New York’s public hospital system only received a month’s worth of desperately needed N95 masks on Thursday after President Trump heard from “friends” that they were critically low on supplies, Trump’s son-in-law Jared Kushner said. Hospital workers in the New York, the U.S. coronavirus epicenter, have been begging for weeks for more personal protective gear (PPE), telling harrowing stories of reusing masks for days, wearing trash bags as gowns, and asking for local donations of gloves. The national stockpile of equipment is running low and states have been bidding against each other for what’s left on the global market.

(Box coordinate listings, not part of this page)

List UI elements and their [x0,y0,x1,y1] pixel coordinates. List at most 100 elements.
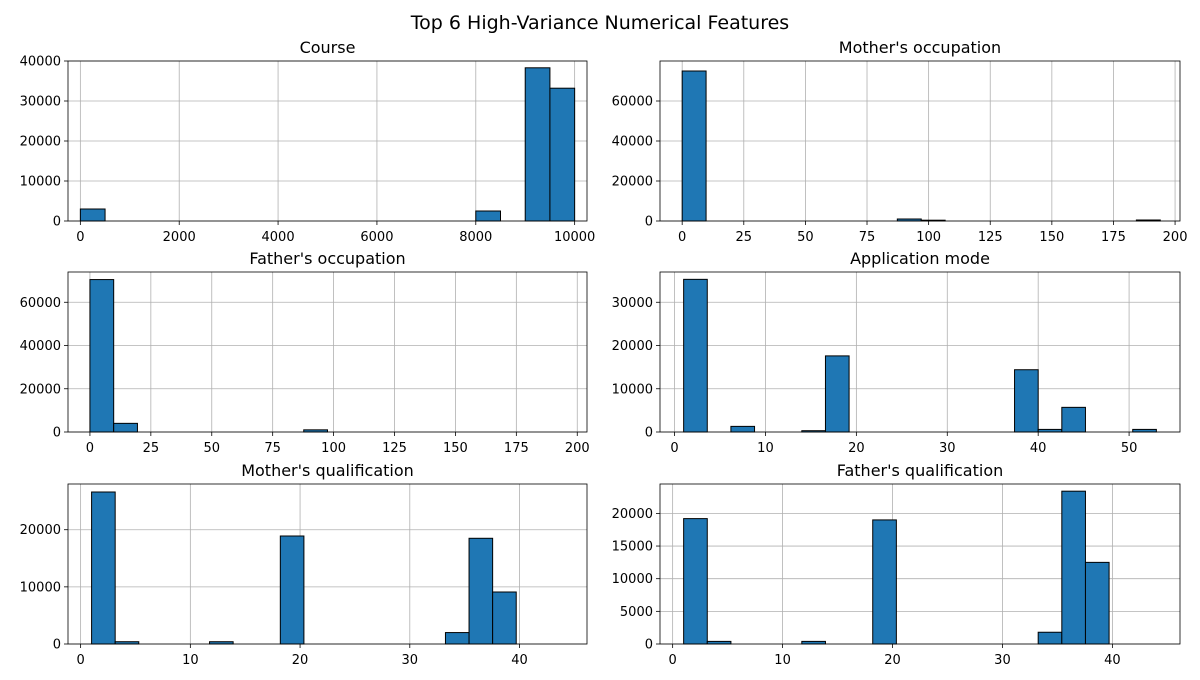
histogram-bar [1061,406,1086,433]
x-tick-label: 10 [774,653,791,668]
subplot-title: Application mode [850,249,990,268]
y-tick-label: 20000 [612,339,653,354]
y-tick-label: 20000 [20,523,61,538]
y-tick-label: 0 [53,638,61,653]
histogram-bar [1061,490,1086,645]
histogram-bar [113,422,138,433]
x-tick-label: 30 [994,653,1011,668]
y-tick-label: 40000 [20,339,61,354]
x-tick-label: 8000 [459,230,492,245]
histogram-panel-4: 0 10 20 30 40 50 0 10000 20000 30000 Application m… [612,249,1181,456]
x-tick-label: 30 [402,653,419,668]
x-tick-label: 6000 [360,230,393,245]
x-tick-label: 150 [443,441,468,456]
y-tick-label: 60000 [20,296,61,311]
x-tick-label: 25 [143,441,160,456]
y-tick-label: 40000 [20,55,61,70]
x-tick-label: 0 [678,230,686,245]
histogram-bar [524,67,551,222]
histogram-bar [824,355,850,433]
x-tick-label: 20 [292,653,309,668]
histogram-panel-5: 0 10 20 30 40 0 10000 20000 Mother's qualificati… [20,461,588,668]
histogram-bar [1037,631,1063,645]
x-tick-label: 20 [884,653,901,668]
y-tick-label: 20000 [612,175,653,190]
histogram-bar [444,632,470,645]
figure-title: Top 6 High-Variance Numerical Features [410,12,789,34]
histogram-bar [475,210,501,222]
x-tick-label: 0 [76,230,84,245]
histogram-bar [683,278,708,433]
axes-frame [659,271,1181,433]
subplot-title: Course [300,38,356,57]
x-tick-label: 75 [859,230,876,245]
y-tick-label: 0 [645,426,653,441]
x-tick-label: 175 [1101,230,1126,245]
y-tick-label: 20000 [20,382,61,397]
y-tick-label: 10000 [612,382,653,397]
histogram-bar [872,519,897,645]
histogram-bar [1084,561,1110,645]
x-tick-label: 10000 [554,230,595,245]
y-tick-label: 10000 [20,175,61,190]
y-tick-label: 60000 [612,95,653,110]
x-tick-label: 200 [1163,230,1188,245]
x-tick-label: 0 [86,441,94,456]
axes-frame [67,271,588,433]
x-tick-label: 50 [797,230,814,245]
x-tick-label: 50 [203,441,220,456]
x-tick-label: 40 [1104,653,1121,668]
histogram-bar [683,518,708,645]
histogram-bar [492,591,517,645]
histogram-panel-6: 0 10 20 30 40 0 5000 10000 15000 20000 Father's qu… [612,461,1181,668]
y-tick-label: 0 [53,215,61,230]
x-tick-label: 25 [736,230,753,245]
y-tick-label: 0 [53,426,61,441]
x-tick-label: 50 [1121,441,1138,456]
histogram-bar [468,537,494,645]
x-tick-label: 4000 [262,230,295,245]
subplot-title: Mother's qualification [241,461,414,480]
histogram-bar [91,491,116,645]
x-tick-label: 100 [916,230,941,245]
x-tick-label: 2000 [163,230,196,245]
histogram-bar [1014,369,1039,433]
x-tick-label: 0 [670,441,678,456]
x-tick-label: 30 [939,441,956,456]
subplot-title: Father's occupation [249,249,405,268]
x-tick-label: 20 [848,441,865,456]
axes-frame [67,483,588,645]
histogram-bar [89,279,115,433]
x-tick-label: 0 [76,653,84,668]
x-tick-label: 10 [757,441,774,456]
x-tick-label: 40 [1030,441,1047,456]
y-tick-label: 0 [645,638,653,653]
y-tick-label: 30000 [20,95,61,110]
x-tick-label: 40 [511,653,528,668]
x-tick-label: 75 [264,441,281,456]
histogram-bar [549,87,576,222]
x-tick-label: 125 [978,230,1003,245]
x-tick-label: 0 [669,653,677,668]
x-tick-label: 150 [1039,230,1064,245]
histogram-bar [279,535,305,645]
x-tick-label: 200 [565,441,590,456]
subplot-title: Mother's occupation [839,38,1001,57]
histogram-bar [730,425,756,433]
x-tick-label: 125 [382,441,407,456]
histogram-panel-3: 0 25 50 75 100 125 150 175 200 0 20000 40000 60000 Fa… [20,249,590,456]
y-tick-label: 20000 [20,135,61,150]
y-tick-label: 10000 [612,572,653,587]
x-tick-label: 10 [182,653,199,668]
y-tick-label: 0 [645,215,653,230]
y-tick-label: 5000 [620,605,653,620]
histogram-bar [79,208,106,222]
histogram-panel-2: 0 25 50 75 100 125 150 175 200 0 20000 40000 60000 Mo… [612,38,1188,245]
y-tick-label: 10000 [20,580,61,595]
y-tick-label: 20000 [612,507,653,522]
histogram-bar [681,70,707,222]
x-tick-label: 100 [321,441,346,456]
x-tick-label: 175 [504,441,529,456]
y-tick-label: 15000 [612,540,653,555]
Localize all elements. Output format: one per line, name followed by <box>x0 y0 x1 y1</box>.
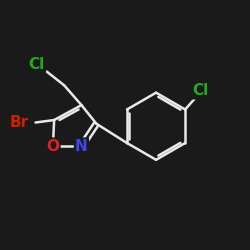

Kushner, who spoke at a Thursday briefing about his work on the federal government’s “supply chain task force,” said Trump had been very “hands on” and “instructed us to leave no stone unturned” in the effort to source PPE and medical equipment like ventilators. “Very early this morning I got a call from the president,” Kushner said. “He told me he was hearing from friends of his in New York that the New York public hospital system was running low on critical supply.” He said he called Dr. Mitchell Katz, CEO of NYC Health + Hospitals, who told him they needed N95 masks the most—so Kushner sourced a month’s worth from the federal inventory. Trump called Mayor Bill de Blasio on Thursday to say it was on the way, Kushner added.
The Trump administration has been saying for days that millions of masks were headed to American hospitals. Admiral John Polowczyk, chief of the supply task force, couldn’t explain the delays on Thursday but said the government was releasing more supply into the private market.